I've doubted myself, my calling. I am so much more fragile that I like to admit. The second things grow remotely quiet, I start to second guess everything I know God has shown me.
Tonight I did something totally out of character for me. My husband stayed home with the kids, and I decided to get out for the evening, alone.
My first stop? The movie theater.
I love movies, but I never go see them in the theater. I especially don't go see movies alone. I'm cheap, and I always promise myself I'll make sure to see the flicks I'm looking forward to once they hit my local Redbox. Which I then don't do.
Tonight, I did it, though. I took in a movie solo, and I somehow ended up seated next next to a creepy old man who had a scarf wrapped around his lower face for most of the movie, hacking a wet cough every 30 seconds or so.
I've wanted to see Florence Foster Jenkins, Meryl Streep's new movie about a woman who is quite possibly the world's worst singer, for some time, and it's like my car drove itself to the theater and the decision was made. That was that.
It was a great movie. Based on real events, it was funny, especially to a seasoned singer like me. Meryl just killed it as the lovable FFJ, a woman who lived for music and loved it with every fiber of her being. Florence lacked talent, yes, and she was without a good amount of self awareness, but boy, did she love to sing. Because she had money, she would rent out concert halls and record albums, even though she was just awful. The most amazing part? People bought tickets to hear her sing! Her love for music and her sweet spirit gained her quite a following, and she even went so far as to sing a concert at Carnegie Hall (a concert that went down as the worst in the venue's history). To this day, her playbill is the most requested relic at Carnegie.

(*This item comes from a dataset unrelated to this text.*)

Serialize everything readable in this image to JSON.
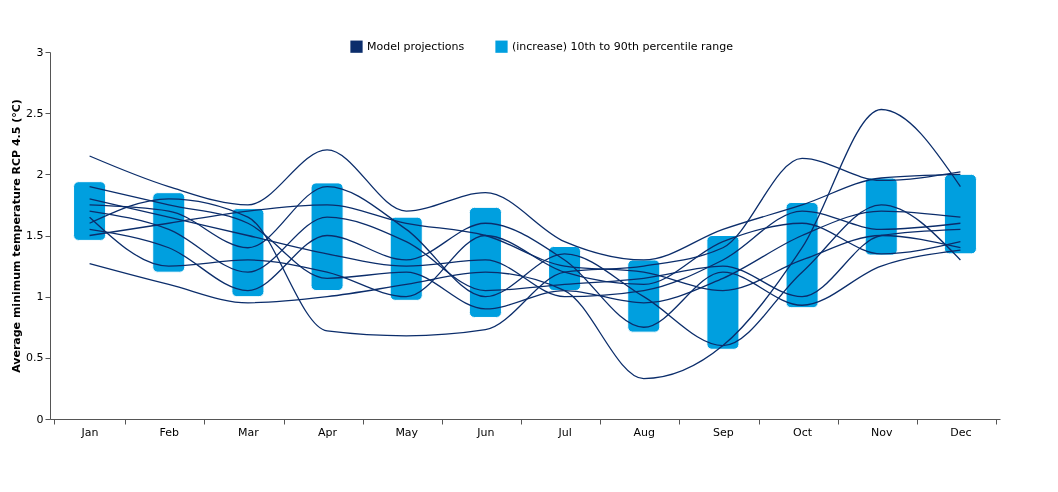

Florence Foster Jenkins had spunk. What I loved about her most of all was that when she had an idea, she didn't hesitate to act on it. She simply went for it with full gusto, and she wasn't afraid of failure. She walked in confidence.
I want to be like Florence Foster Jenkins.
I'm not going to be the best writer, the best blogger, the best speaker. If that's what I'm aiming for, I'll be sorely let down, and on repeat. In a world of Beth Moores and Lysa TerKeursts and Jen Hatmakers and Ann Voskamps, it's easy to feel like I should shut down the website and call off the publishing of #FF2L. After all, who can compete with the brilliant material that's out there, already at everyone's fingertips.
I worry--what if I'm like Florence, lacking self awareness and unaware that my ministry melody is severely off key?
I worry--what if I'm not like Florence, and I miss the chance to pour out the words and the truths that make my heart come alive and speak life into others?
I love words. I love to write them, and I love to speak them. I love to bring words to weary, hurting women, to speak them over the broken and needy. Do I have the perfect words? No. Do I know the One who has the perfect thing to say, every time? Yes.
As I've felt the Lord propelling me forward in my ministry, I've struggled with finding the balance between putting myself out there and being an icky self promoter. The words the Lord kept speaking to my heart were HUMBLE CONFIDENCE.
He is calling me to walk forward in humble confidence. He's calling you to walk forward in humble confidence into whatever He's calling you too, also.
Where God calls us, He makes a way. He only needs us to move ahead in confidence.
Sometimes we think about things too much and don't do things enough.
At the end of the movie, as Florence (SPOILER ALERT) is on her deathbed, she utters an unforgettable phrase to her husband:
May we all be like Florence, and may no one ever be able to say that we didn't sing.